La organización internacional de conservación marina subraya que este tipo de proyectos puede poner en grave peligro la calidad de los ecosistemas costeros y hacer disminuir el atractivo paisajístico y medioambiental que presentan estas islas.

 

La construcción de diques de abrigo asociado a los puertos deportivos representa una amenaza para las playas. Al introducir nuevos obstáculos en la zona costera, se producen cambios en las corrientes que implican variaciones en las zonas de deposición de arena. Como ya se ha experimentado en otras instalaciones náutico-deportivas, esto puede derivar en pérdida de playas y en la acumulación de sedimento en zonas no deseadas, lo que necesitaría de grandes inversiones públicas para solucionar los problemas generados.

 

Los puertos deportivos también representan una amenaza para los ecosistemas marinos del litoral.
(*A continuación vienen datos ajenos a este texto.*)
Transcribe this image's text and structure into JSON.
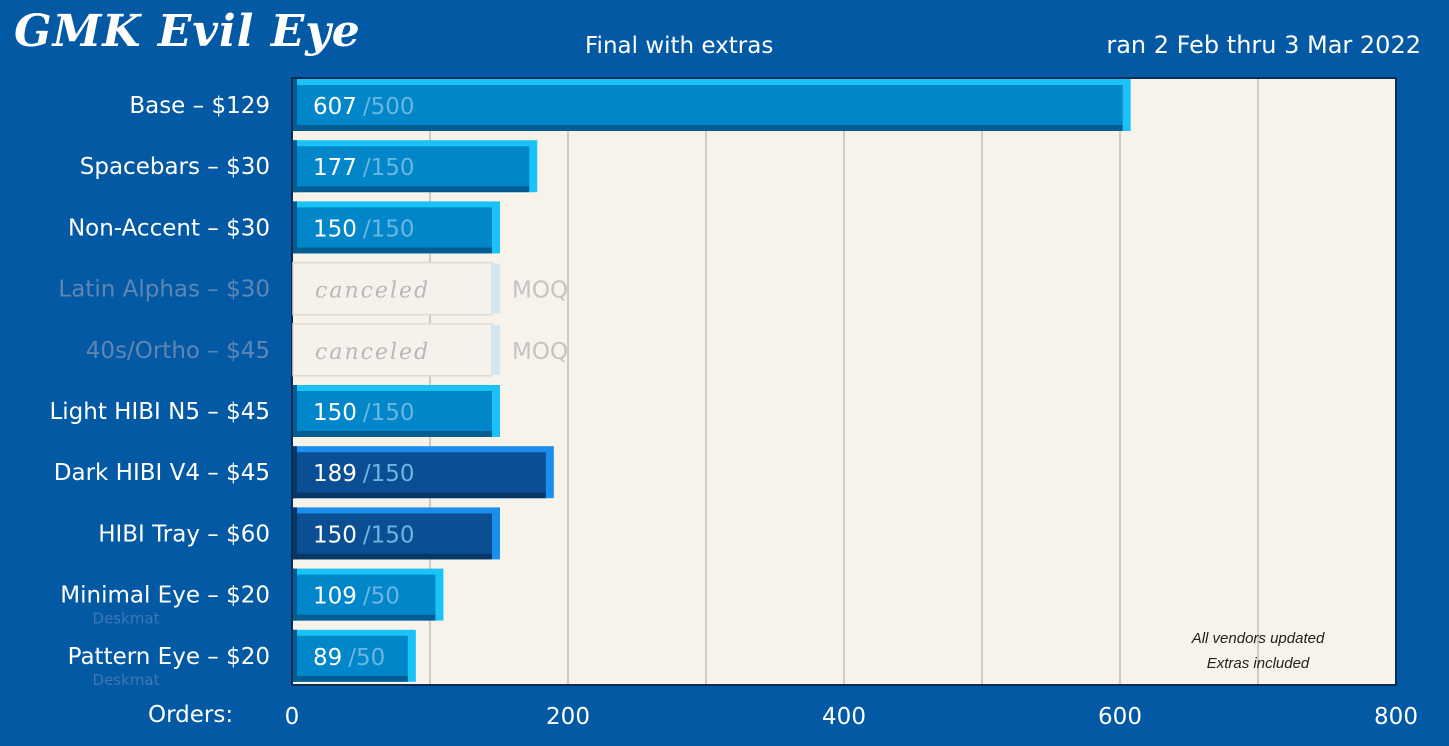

La ocupación de más superficie marina, el incremento del tráfico náutico y la contaminación del agua pueden afectar de manera irreversible a hábitats naturales esenciales para el mantenimiento del buen estado de salud de nuestras costas. Toda acción que implique una disminución de hábitats esenciales, como las praderas de posidonia, está totalmente prohibida y debe evitarse por parte de la Administración.

 

Según estudios científicos, ecosistemas como el que forma la posidonia aportan unos beneficios económicos valorados en unos 14.500 euros por hectárea y año[1], teniendo en cuenta los bienes y servicios que proporciona este ecosistema (recursos pesqueros, arena para las playas, protección de la línea de costa, etc). Esto se tiene que tener muy en cuenta a la hora de contar los beneficios y costes que implica el desarrollo de más puertos deportivos.

 

La pesca recreativa, que actualmente ya constituye un impacto muy elevado sobre nuestras costas, aumentaría con los puertos deportivos. Se estima que esta actividad extrae cada año unas 1.200 toneladas de pescado, lo que representa un 25% de toda la actividad pesquera balear. Estudios científicos demuestran que los recursos pesqueros costeros se encuentran sobreexplotados y que actualmente no se lleva un control efectivo de esta actividad.

 

“En tiempos de crisis se tienen que apostar por proyectos que representen una oportunidad de desarrollo a largo plazo y que beneficie a toda la población”, señala Xavier Pastor, Director Ejecutivo de Oceana Europa. “Las áreas marinas protegidas son un ejemplo claro. Las poblaciones asociadas a estos espacios muestran un importante desarrollo económico, relacionado al aumento del turismo de calidad y la mejora en la actividad pesquera”.

 

Por todo ello, se hace necesario desarrollar una planificación global de infraestructuras portuarias en las Illes Balears que tenga en cuenta la capacidad de carga de las islas. Esto significa poner un límite definitivo al número de amarres e instalaciones portuarias de tal manera que esta actividad resulte rentable sin poner en compromiso el futuro de la calidad ambiental marina. Hay que contar todos los costes y beneficios que estas obras representan a largo plazo y anteponer los beneficios para toda la población en general a los beneficios de unos pocos.